C’est avec beaucoup de vitalité que Joseph Gordon-Levitt donne corps à Philippe Petit, il a ce côté juvénile qui sied parfaitement au personnage et se démène avec entrain lors des préparatifs avec ses complices. Car l’expédition est aussi une affaire d’équipe (dont sa petite amie Annie) qui souligne l’importance de la cohésion de personnes qui ont permis à la chimère d’un homme d’aboutir à sa concrétisation. La bonne humeur est ce qui domine avant l’instant fatidique et la réalisation fait de l’aventure quelque chose de très stimulant pour l’œil du spectateur. Si Philippe Petit a innové avec sa marche dans les airs, Robert Zemeckis a lui toujours aimé travailler la forme de ses films (Qui veut la peau de Roger Rabbit ? proposait déjà une expérience singulière), il est donc en accord avec le sujet qu’il filme en lui donnant une originalité certaine.
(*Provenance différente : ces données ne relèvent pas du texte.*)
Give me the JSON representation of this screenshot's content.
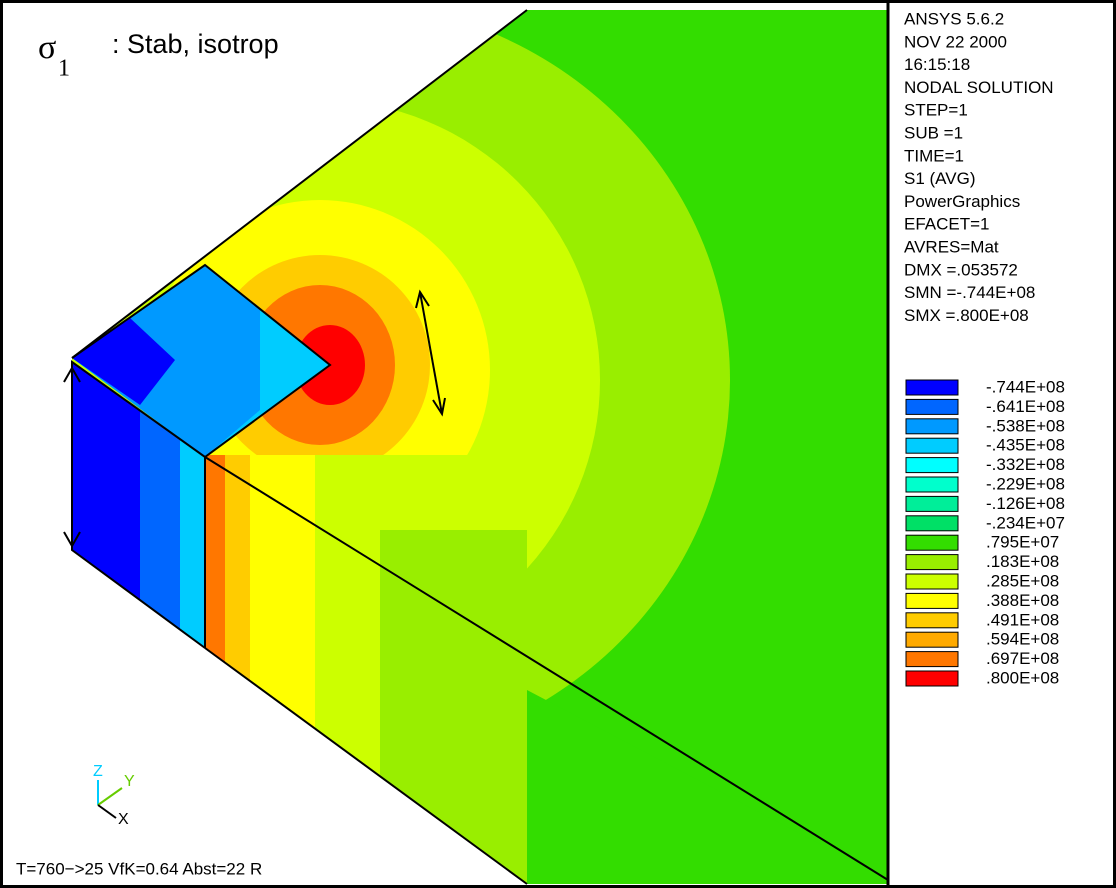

De la séquence en noir et blanc tachetée de couleur à la manipulation du temps en attendant le monte-charge jusqu’au moment de bravoure au-dessus du vide, le film se montre créatif. The Walk évite ainsi un écueil : ne faire de ce qui précède l’évènement qu’un prétexte. Au contraire, ce qui a déjà été montré donne plus d’ampleur à la traversée puisqu’elle est attachée à un destin qui trompe la mort : « Pour moi, marcher sur ce fil, c’est la vie ». La sobriété est choisie à juste titre pour cet instant magique, les mouvements de caméra ne sont pas excessifs, quelques notes au piano de la Lettre à Élise de Beethoven effleurent le funambule. Même si la 3D n’est pas native (le film a bénéficié d’une conversion), l’effet produit est spectaculaire et provoque le vertige des sens, Robert Zemeckis donne vie à une prouesse qui n’était jusqu’à lors que témoignages et photographies. La caméra se fait aussi légère que l’homme et place le spectateur au bord du vide mais au cœur du rêve. Ces inimaginables acrobaties soulèvent un émoi, suscitent un émerveillement entretenu par la réalité d’un homme qui fit d’une pensée incroyable un moment de poésie en libre équilibre.